Gonzalez’s declaration stands in sharp contrast with the testimony of an Applied executive during the Shasta Linen administrative hearing. Patrick Watson, an Applied Underwriters sales manager, testified under oath to administrative law judge Kristin L. Rosi that he had never participated in and had never heard of anyone else who had been involved in the return of premium or deposits to a client. At the time, Watson had worked at Applied for over a decade.

Workers’ Comp Executive has been unable to identify any employers who have received “profit sharing distributions” from their EquityComp programs.

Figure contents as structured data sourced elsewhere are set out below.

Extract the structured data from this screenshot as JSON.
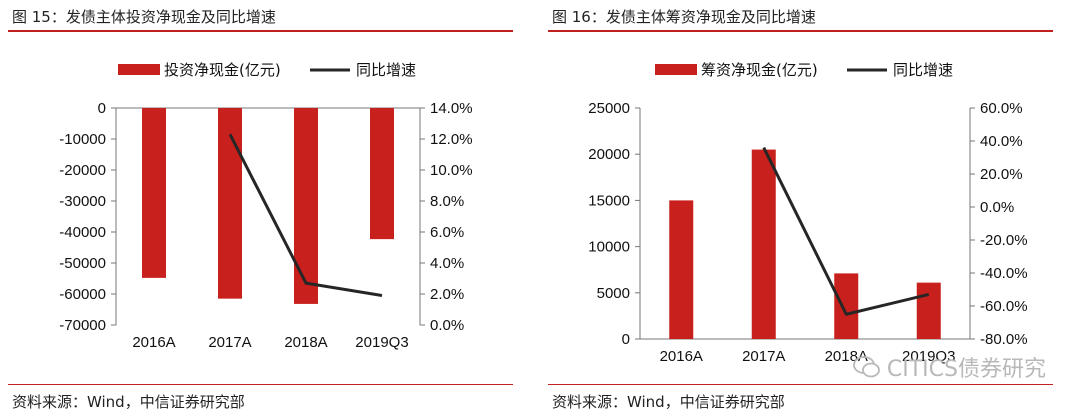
{
  "figures": [
    {
      "title": "图 15：发债主体投资净现金及同比增速",
      "source": "资料来源：Wind，中信证券研究部",
      "bar_color": "#c8201d",
      "line_color": "#262626"
    },
    {
      "title": "图 16：发债主体筹资净现金及同比增速",
      "source": "资料来源：Wind，中信证券研究部",
      "bar_color": "#c8201d",
      "line_color": "#262626"
    }
  ],
  "watermark": "CITICS债券研究",
  "chart_data": [
    {
      "type": "bar",
      "categories": [
        "2016A",
        "2017A",
        "2018A",
        "2019Q3"
      ],
      "series": [
        {
          "name": "投资净现金(亿元)",
          "type": "bar",
          "axis": "left",
          "values": [
            -54800,
            -61500,
            -63200,
            -42300
          ]
        },
        {
          "name": "同比增速",
          "type": "line",
          "axis": "right",
          "values": [
            null,
            12.3,
            2.7,
            1.9
          ]
        }
      ],
      "ylim_left": [
        -70000,
        0
      ],
      "yticks_left": [
        "0",
        "-10000",
        "-20000",
        "-30000",
        "-40000",
        "-50000",
        "-60000",
        "-70000"
      ],
      "ylim_right": [
        0,
        14
      ],
      "yticks_right": [
        "14.0%",
        "12.0%",
        "10.0%",
        "8.0%",
        "6.0%",
        "4.0%",
        "2.0%",
        "0.0%"
      ],
      "legend": "top-center",
      "grid": false
    },
    {
      "type": "bar",
      "categories": [
        "2016A",
        "2017A",
        "2018A",
        "2019Q3"
      ],
      "series": [
        {
          "name": "筹资净现金(亿元)",
          "type": "bar",
          "axis": "left",
          "values": [
            15000,
            20500,
            7100,
            6100
          ]
        },
        {
          "name": "同比增速",
          "type": "line",
          "axis": "right",
          "values": [
            null,
            36.0,
            -65.0,
            -53.0
          ]
        }
      ],
      "ylim_left": [
        0,
        25000
      ],
      "yticks_left": [
        "25000",
        "20000",
        "15000",
        "10000",
        "5000",
        "0"
      ],
      "ylim_right": [
        -80,
        60
      ],
      "yticks_right": [
        "60.0%",
        "40.0%",
        "20.0%",
        "0.0%",
        "-20.0%",
        "-40.0%",
        "-60.0%",
        "-80.0%"
      ],
      "legend": "top-center",
      "grid": false
    }
  ]
}
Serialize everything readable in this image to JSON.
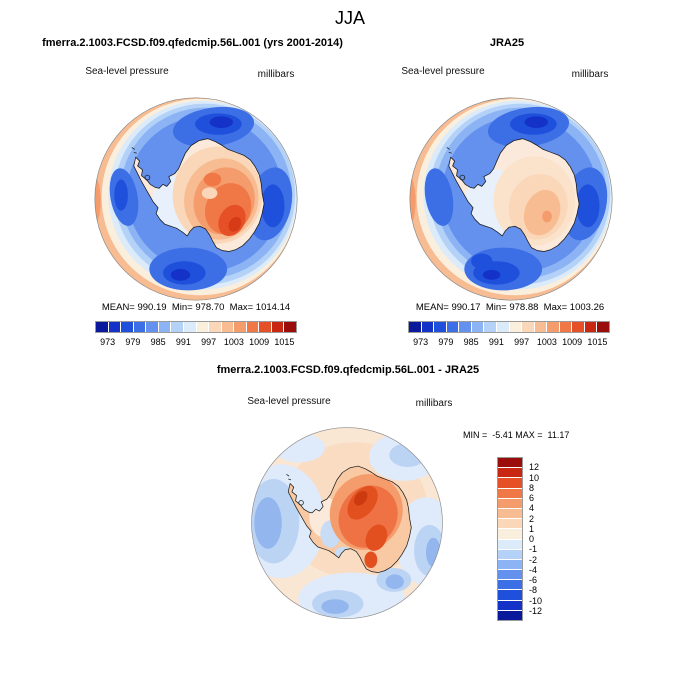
{
  "title": "JJA",
  "panels": {
    "model": {
      "title": "fmerra.2.1003.FCSD.f09.qfedcmip.56L.001 (yrs 2001-2014)",
      "field_label": "Sea-level pressure",
      "units": "millibars",
      "stats": "MEAN= 990.19  Min= 978.70  Max= 1014.14"
    },
    "reference": {
      "title": "JRA25",
      "field_label": "Sea-level pressure",
      "units": "millibars",
      "stats": "MEAN= 990.17  Min= 978.88  Max= 1003.26"
    },
    "difference": {
      "title": "fmerra.2.1003.FCSD.f09.qfedcmip.56L.001 - JRA25",
      "field_label": "Sea-level pressure",
      "units": "millibars",
      "stats": "MIN =  -5.41 MAX =  11.17"
    }
  },
  "pressure_colorbar": {
    "ticks": [
      "973",
      "979",
      "985",
      "991",
      "997",
      "1003",
      "1009",
      "1015"
    ],
    "colors": [
      "#0a189b",
      "#1431c8",
      "#1e50dc",
      "#3c6ee6",
      "#6490ee",
      "#8cb4f5",
      "#b4d2f8",
      "#dcebfa",
      "#faeedd",
      "#fad7b8",
      "#f8bc92",
      "#f59c6c",
      "#f07846",
      "#e65026",
      "#c82812",
      "#9b0d0a"
    ]
  },
  "difference_colorbar": {
    "labels": [
      "12",
      "10",
      "8",
      "6",
      "4",
      "2",
      "1",
      "0",
      "-1",
      "-2",
      "-4",
      "-6",
      "-8",
      "-10",
      "-12"
    ]
  },
  "chart_data": [
    {
      "type": "heatmap",
      "subtype": "south-polar-stereographic contour map",
      "season": "JJA",
      "title": "fmerra.2.1003.FCSD.f09.qfedcmip.56L.001 (yrs 2001-2014)",
      "variable": "Sea-level pressure",
      "units": "millibars",
      "stats": {
        "mean": 990.19,
        "min": 978.7,
        "max": 1014.14
      },
      "contour_ticks": [
        973,
        979,
        985,
        991,
        997,
        1003,
        1009,
        1015
      ],
      "palette": "16-step blue-white-red diverging",
      "legend_position": "below"
    },
    {
      "type": "heatmap",
      "subtype": "south-polar-stereographic contour map",
      "season": "JJA",
      "title": "JRA25",
      "variable": "Sea-level pressure",
      "units": "millibars",
      "stats": {
        "mean": 990.17,
        "min": 978.88,
        "max": 1003.26
      },
      "contour_ticks": [
        973,
        979,
        985,
        991,
        997,
        1003,
        1009,
        1015
      ],
      "palette": "16-step blue-white-red diverging",
      "legend_position": "below"
    },
    {
      "type": "heatmap",
      "subtype": "south-polar-stereographic difference map",
      "season": "JJA",
      "title": "fmerra.2.1003.FCSD.f09.qfedcmip.56L.001 - JRA25",
      "variable": "Sea-level pressure",
      "units": "millibars",
      "stats": {
        "min": -5.41,
        "max": 11.17
      },
      "contour_levels": [
        -12,
        -10,
        -8,
        -6,
        -4,
        -2,
        -1,
        0,
        1,
        2,
        4,
        6,
        8,
        10,
        12
      ],
      "palette": "16-step red-white-blue diverging (red = positive)",
      "legend_position": "right"
    }
  ]
}
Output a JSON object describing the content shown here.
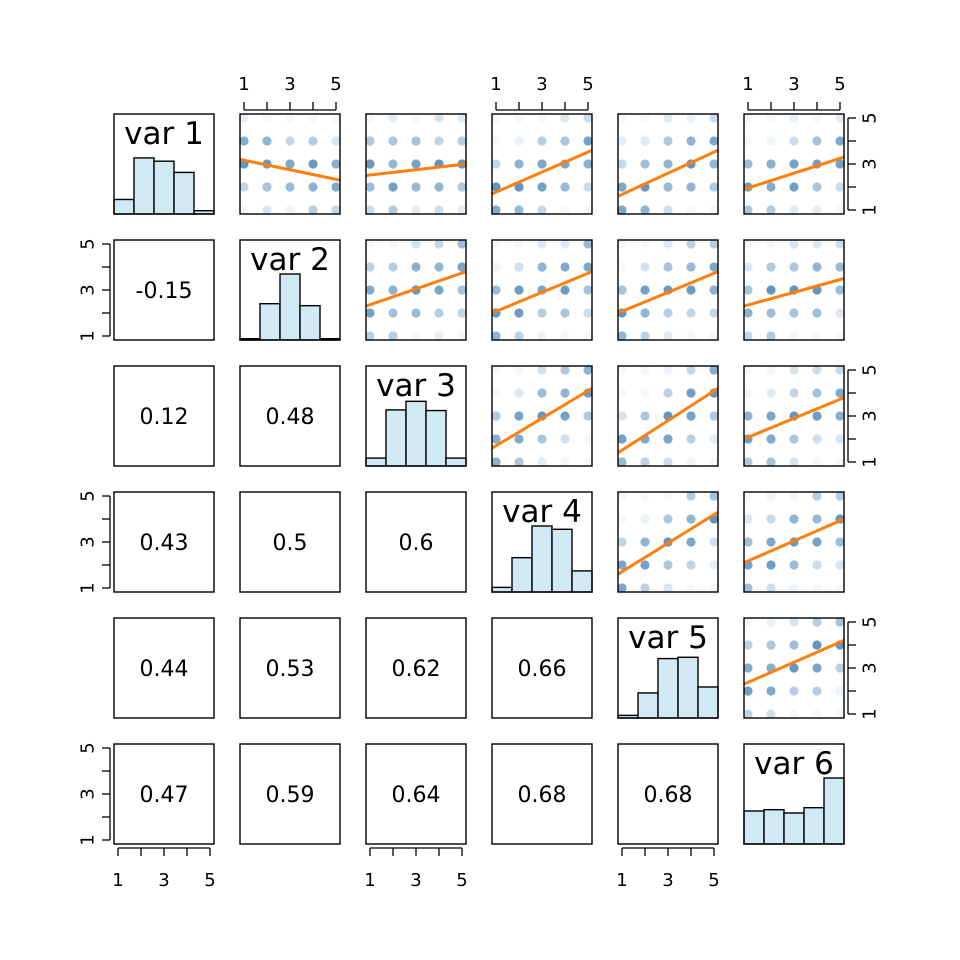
{
  "chart_data": {
    "type": "scatter",
    "kind": "pairs-matrix",
    "variables": [
      "var 1",
      "var 2",
      "var 3",
      "var 4",
      "var 5",
      "var 6"
    ],
    "axis_ticks": [
      "1",
      "3",
      "5"
    ],
    "axis_range": [
      1,
      5
    ],
    "lower_panels": "correlation coefficients",
    "diagonal_panels": "histograms",
    "upper_panels": "jittered points with linear fit line",
    "correlations": [
      {
        "row": 2,
        "col": 1,
        "value": "-0.15"
      },
      {
        "row": 3,
        "col": 1,
        "value": "0.12"
      },
      {
        "row": 3,
        "col": 2,
        "value": "0.48"
      },
      {
        "row": 4,
        "col": 1,
        "value": "0.43"
      },
      {
        "row": 4,
        "col": 2,
        "value": "0.5"
      },
      {
        "row": 4,
        "col": 3,
        "value": "0.6"
      },
      {
        "row": 5,
        "col": 1,
        "value": "0.44"
      },
      {
        "row": 5,
        "col": 2,
        "value": "0.53"
      },
      {
        "row": 5,
        "col": 3,
        "value": "0.62"
      },
      {
        "row": 5,
        "col": 4,
        "value": "0.66"
      },
      {
        "row": 6,
        "col": 1,
        "value": "0.47"
      },
      {
        "row": 6,
        "col": 2,
        "value": "0.59"
      },
      {
        "row": 6,
        "col": 3,
        "value": "0.64"
      },
      {
        "row": 6,
        "col": 4,
        "value": "0.68"
      },
      {
        "row": 6,
        "col": 5,
        "value": "0.68"
      }
    ],
    "histograms": [
      {
        "variable": "var 1",
        "breaks": [
          0.5,
          1.5,
          2.5,
          3.5,
          4.5,
          5.5
        ],
        "counts": [
          0.22,
          0.85,
          0.8,
          0.63,
          0.05
        ]
      },
      {
        "variable": "var 2",
        "breaks": [
          0.5,
          1.5,
          2.5,
          3.5,
          4.5,
          5.5
        ],
        "counts": [
          0.02,
          0.55,
          1.0,
          0.52,
          0.02
        ]
      },
      {
        "variable": "var 3",
        "breaks": [
          0.5,
          1.5,
          2.5,
          3.5,
          4.5,
          5.5
        ],
        "counts": [
          0.12,
          0.85,
          0.98,
          0.84,
          0.12
        ]
      },
      {
        "variable": "var 4",
        "breaks": [
          0.5,
          1.5,
          2.5,
          3.5,
          4.5,
          5.5
        ],
        "counts": [
          0.07,
          0.52,
          1.0,
          0.95,
          0.32
        ]
      },
      {
        "variable": "var 5",
        "breaks": [
          0.5,
          1.5,
          2.5,
          3.5,
          4.5,
          5.5
        ],
        "counts": [
          0.04,
          0.38,
          0.9,
          0.92,
          0.47
        ]
      },
      {
        "variable": "var 6",
        "breaks": [
          0.5,
          1.5,
          2.5,
          3.5,
          4.5,
          5.5
        ],
        "counts": [
          0.5,
          0.52,
          0.47,
          0.55,
          1.0
        ]
      }
    ],
    "fit_lines": [
      {
        "x": "var 2",
        "y": "var 1",
        "y_at_1": 3.2,
        "y_at_5": 2.3
      },
      {
        "x": "var 3",
        "y": "var 1",
        "y_at_1": 2.5,
        "y_at_5": 3.0
      },
      {
        "x": "var 4",
        "y": "var 1",
        "y_at_1": 1.7,
        "y_at_5": 3.6
      },
      {
        "x": "var 5",
        "y": "var 1",
        "y_at_1": 1.6,
        "y_at_5": 3.6
      },
      {
        "x": "var 6",
        "y": "var 1",
        "y_at_1": 1.9,
        "y_at_5": 3.3
      },
      {
        "x": "var 3",
        "y": "var 2",
        "y_at_1": 2.3,
        "y_at_5": 3.8
      },
      {
        "x": "var 4",
        "y": "var 2",
        "y_at_1": 2.0,
        "y_at_5": 3.8
      },
      {
        "x": "var 5",
        "y": "var 2",
        "y_at_1": 2.0,
        "y_at_5": 3.8
      },
      {
        "x": "var 6",
        "y": "var 2",
        "y_at_1": 2.3,
        "y_at_5": 3.5
      },
      {
        "x": "var 4",
        "y": "var 3",
        "y_at_1": 1.6,
        "y_at_5": 4.2
      },
      {
        "x": "var 5",
        "y": "var 3",
        "y_at_1": 1.4,
        "y_at_5": 4.2
      },
      {
        "x": "var 6",
        "y": "var 3",
        "y_at_1": 2.0,
        "y_at_5": 3.8
      },
      {
        "x": "var 5",
        "y": "var 4",
        "y_at_1": 1.6,
        "y_at_5": 4.3
      },
      {
        "x": "var 6",
        "y": "var 4",
        "y_at_1": 2.1,
        "y_at_5": 4.0
      },
      {
        "x": "var 6",
        "y": "var 5",
        "y_at_1": 2.3,
        "y_at_5": 4.2
      }
    ],
    "point_color": "#4682b4",
    "line_color": "#ff7f0e",
    "hist_fill": "#d1e9f5",
    "grid": false
  }
}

The question of the profit sharing distributions was ignored by Applied’s attorneys during the Shasta case as they refused to comply with a direct and written order by Judge Rosi to produce evidence – twice. “In order to secure a complete and accurate record, the ALJ twice ordered Respondent to provide the number of participants who received a profit-sharing distribution, the date upon which their program ended and the date upon which they received a distribution,” Rosi noted in her decision. “Respondent refused to comply with the ALJ’s order. Pursuant to Evidence Code sections 412 and 413, the Commissioner infers from Respondent’s failure to produce this readily available evidence that AUCRA has not made any profit-sharing distributions.”

In other words, Applied Underwriters’ refused to provide such evidence to the California Department of Insurance, and now it comes with a declaration from a broker who says his clients have.

As of deadline, the California Department of Insurance had not filed its reply brief about why Applied’s request for a stay should be denied.

Applied Underwriters was once but is no longer an affiliate of Berkshire Hathaway. Applied’s management bought it. Berkshire Hathaway bears no responsibility for any of the events which have transpired involving Applied Underwriters’ or its subsidiaries including California Insurance Company.